I have always felt that it is important for those of us who are ahead on the path to share our experience and wisdom with those who are coming behind us. We all have something to teach. I find teaching music especially important because it is a creative activity that develops diligence and focus while boosting good feelings. It can be a healthful option for bored or aimless kids who might otherwise be drawn into negative, self-destructive behaviors. Music lifts the spirits in mood and purpose and makes the world a better place in many ways. I believe teaching music, which betters both the lives of students and the community, is very important – so much so that I have at times even taught for free kids who otherwise would not have had the opportunity. I started teaching privately when I was 15, and I haven’t stopped. Even when I moved halfway across the country and back, even when my kids were babies.

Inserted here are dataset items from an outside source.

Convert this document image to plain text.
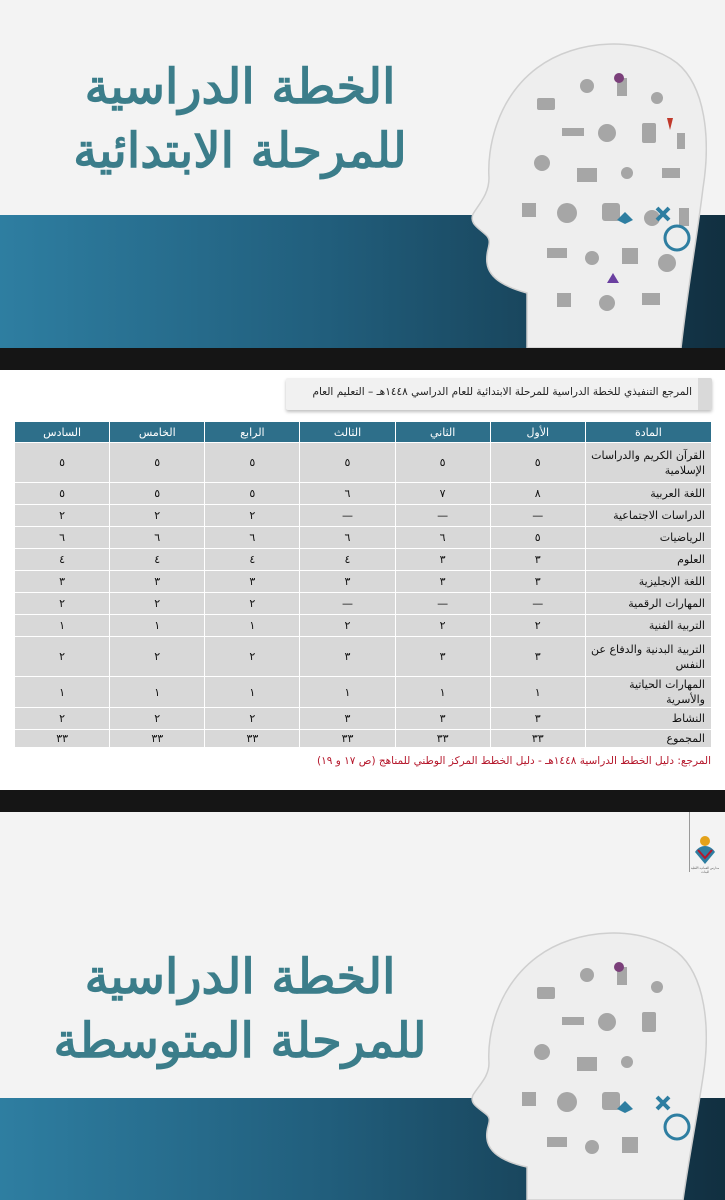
الخطة الدراسية
للمرحلة الابتدائية
المرجع التنفيذي للخطة الدراسية للمرحلة الابتدائية للعام الدراسي ١٤٤٨هـ – التعليم العام
المادة	الأول	الثاني	الثالث	الرابع	الخامس	السادس
القرآن الكريم والدراسات الإسلامية	٥	٥	٥	٥	٥	٥
اللغة العربية	٨	٧	٦	٥	٥	٥
الدراسات الاجتماعية	—	—	—	٢	٢	٢
الرياضيات	٥	٦	٦	٦	٦	٦
العلوم	٣	٣	٤	٤	٤	٤
اللغة الإنجليزية	٣	٣	٣	٣	٣	٣
المهارات الرقمية	—	—	—	٢	٢	٢
التربية الفنية	٢	٢	٢	١	١	١
التربية البدنية والدفاع عن النفس	٣	٣	٣	٢	٢	٢
المهارات الحياتية والأسرية	١	١	١	١	١	١
النشاط	٣	٣	٣	٢	٢	٢
المجموع	٣٣	٣٣	٣٣	٣٣	٣٣	٣٣
المرجع: دليل الخطط الدراسية ١٤٤٨هـ - دليل الخطط المركز الوطني للمناهج (ص ١٧ و ١٩)
مدارس العمادية الأهلية للبنات
الخطة الدراسية
للمرحلة المتوسطة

It’s not just a form of income, it is a calling.

Music composition is something I showed interest in from a very young age. I wrote my first piece when I was five or six (my mother says five.) It wasn’t anything spectacular, but I did write the notes on the correct lines and spaces and used the right number of beats in the measure for the time signature I used. I did originally go to college for music composition, but ultimately my anxiety and timid personality at the time kept me from pursuing it. I put it on hold for a long time until my youngest child was thirteen. By then, I was ready to try it and took lessons for the first time in 2013. Why then? Because I was bored. Very bored. I like accompanying, but reading off scores feels like reproduction work and I needed to do something more inventive. I like teaching, but I found that I needed to do something for myself and escape from the world of beginner books, simple solos, and correcting technique and rhythm.

I need all three of these aspects of my musical life. In many ways, they feed one another. Composing scratches the itch I have for making something new and working with performers on a different level of conversation. It gives me a place for personal growth and self-expression, and because I have that outlet I am renewed and can continue in my work as an accompanist and teacher. But composing is very hard. Even as I grow in skill, I don’t think this will change because it is emotionally exhausting. I put myself into my pieces, and I take a lot of emotional risk sending them “out there” and getting rejection emails at least once a week. I can get very discouraged. Enter accompanying. It provides some instantly gratifying good feelings when I get complimented for my work and am reminded that I am actually a decent musician who knows some things. It boosts my confidence and gives me strength to continue composing. It introduces me to a lot of new-to-me music – some old, some contemporary. The social part of rehearsal also prevents me from becoming a hermit who lives in the back room of my house. Teaching reminds me that music is not all about me. I am connected to something larger, which was passed on to me from my teachers, and I pass on to my students. Teaching is the only way to develop more accompanists and composers and continue the tradition of creating music and making the world a better place through beauty and art. As the tagline for my website says, I am a “composer, teacher, collaborative pianist.” I am all three.